The list() and get() pattern works across all catalog objects — catalogs, schemas, tables, volumes. Iterators handle pagination transparently.

“Send a chat completion request to an LLM serving endpoint and print the response, in Python.”

from databricks.sdk import WorkspaceClient
w = WorkspaceClient()
response = w.serving_endpoints.query(
name="my-llm-endpoint",
messages=[
{"role": "system", "content": "You are a helpful data analyst."},
{"role": "user", "content": "Summarize Q4 revenue trends."},
],
max_tokens=200,
)
print(response.choices[0].message.content)

LLM endpoints accept OpenAI-compatible chat messages. For tighter integration, use w.serving_endpoints.get_open_ai_client() to get an OpenAI client pre-configured with your workspace credentials.

“Upload a local CSV file to a Unity Catalog volume and verify it landed, in Python.”

from databricks.sdk import WorkspaceClient
w = WorkspaceClient()
# Upload
w.files.upload(
file_path="/Volumes/main/raw/uploads/data.csv",
contents=open("local_data.csv", "rb"),
overwrite=True,
)
# Verify
for entry in w.files.list_directory_contents(
"/Volumes/main/raw/uploads/"
):
print(f"{entry.name}: {'dir' if entry.is_directory else 'file'}")
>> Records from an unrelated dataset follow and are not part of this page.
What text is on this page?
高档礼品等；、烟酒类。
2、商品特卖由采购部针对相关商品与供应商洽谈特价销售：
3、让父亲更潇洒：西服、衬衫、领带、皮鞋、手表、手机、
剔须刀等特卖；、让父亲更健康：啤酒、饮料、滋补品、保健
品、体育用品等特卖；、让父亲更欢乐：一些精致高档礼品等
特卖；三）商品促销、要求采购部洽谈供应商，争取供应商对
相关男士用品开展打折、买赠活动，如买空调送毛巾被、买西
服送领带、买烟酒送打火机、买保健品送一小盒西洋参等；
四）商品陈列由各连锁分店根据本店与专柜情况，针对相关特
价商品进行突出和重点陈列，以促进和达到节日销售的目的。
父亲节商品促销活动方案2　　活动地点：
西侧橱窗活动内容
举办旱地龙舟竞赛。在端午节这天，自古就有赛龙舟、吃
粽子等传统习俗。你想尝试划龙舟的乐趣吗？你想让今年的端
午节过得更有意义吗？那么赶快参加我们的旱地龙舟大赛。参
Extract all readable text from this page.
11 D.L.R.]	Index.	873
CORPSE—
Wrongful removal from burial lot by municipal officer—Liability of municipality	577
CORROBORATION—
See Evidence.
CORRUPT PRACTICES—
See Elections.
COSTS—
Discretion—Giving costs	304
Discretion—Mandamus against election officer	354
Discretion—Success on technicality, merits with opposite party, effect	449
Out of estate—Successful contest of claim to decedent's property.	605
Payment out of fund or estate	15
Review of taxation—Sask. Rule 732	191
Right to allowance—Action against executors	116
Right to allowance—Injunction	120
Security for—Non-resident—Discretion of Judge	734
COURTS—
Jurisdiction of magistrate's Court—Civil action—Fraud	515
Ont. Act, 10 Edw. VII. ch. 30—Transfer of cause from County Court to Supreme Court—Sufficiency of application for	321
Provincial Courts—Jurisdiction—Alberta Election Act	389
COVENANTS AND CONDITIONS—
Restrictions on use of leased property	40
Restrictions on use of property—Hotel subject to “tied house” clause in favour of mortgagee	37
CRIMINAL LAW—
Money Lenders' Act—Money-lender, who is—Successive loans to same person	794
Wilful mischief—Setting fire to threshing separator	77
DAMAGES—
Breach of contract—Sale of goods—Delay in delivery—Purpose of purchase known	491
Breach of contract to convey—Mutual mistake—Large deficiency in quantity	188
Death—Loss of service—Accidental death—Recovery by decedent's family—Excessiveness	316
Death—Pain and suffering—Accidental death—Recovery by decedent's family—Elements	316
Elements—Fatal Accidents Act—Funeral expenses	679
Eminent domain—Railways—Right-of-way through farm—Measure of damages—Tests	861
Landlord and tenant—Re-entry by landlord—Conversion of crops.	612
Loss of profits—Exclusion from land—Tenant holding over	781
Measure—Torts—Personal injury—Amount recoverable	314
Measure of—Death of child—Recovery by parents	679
w.files.upload() writes directly to Unity Catalog volumes. Use overwrite=True for idempotent uploads in automated workflows.

“Use the SDK safely inside a FastAPI endpoint without blocking the event loop, in Python.”

import asyncio
from databricks.sdk import WorkspaceClient
from fastapi import FastAPI
app = FastAPI()
w = WorkspaceClient()
@app.get("/tables")
async def list_tables():
tables = await asyncio.to_thread(
lambda: list(w.tables.list(
catalog_name="main", schema_name="default"
))
)
return [{"name": t.full_name, "type": t.table_type.value} for t in tables]

The Databricks SDK is synchronous. In async frameworks like FastAPI, wrap every SDK call in asyncio.to_thread() to prevent blocking the event loop. Property access like w.config.host is safe without wrapping.

  • Blocking the event loop in async apps — Every SDK method is synchronous and makes HTTP calls. In FastAPI or asyncio contexts, a single w.tables.list() call blocks the entire event loop. Always use asyncio.to_thread().
  • Ignoring Wait objects on long-running operationsw.clusters.create() returns a Wait, not a ready cluster. Either use create_and_wait() for blocking calls or call .result() on the Wait object with a timeout.
  • Catching generic exceptions instead of SDK-specific ones — Import NotFound, PermissionDenied, and ResourceAlreadyExists from databricks.sdk.errors for precise error handling. A bare except Exception swallows useful error context.
  • Hardcoding Spark versions and node types — Spark version strings change with every runtime release. Use w.clusters.select_spark_version() and w.clusters.select_node_type() to resolve them dynamically.
  • Using DATABRICKS_PROFILE instead of DATABRICKS_CONFIG_PROFILE — The SDK expects DATABRICKS_CONFIG_PROFILE for environment-based profile selection. The wrong variable name silently falls through to default credentials.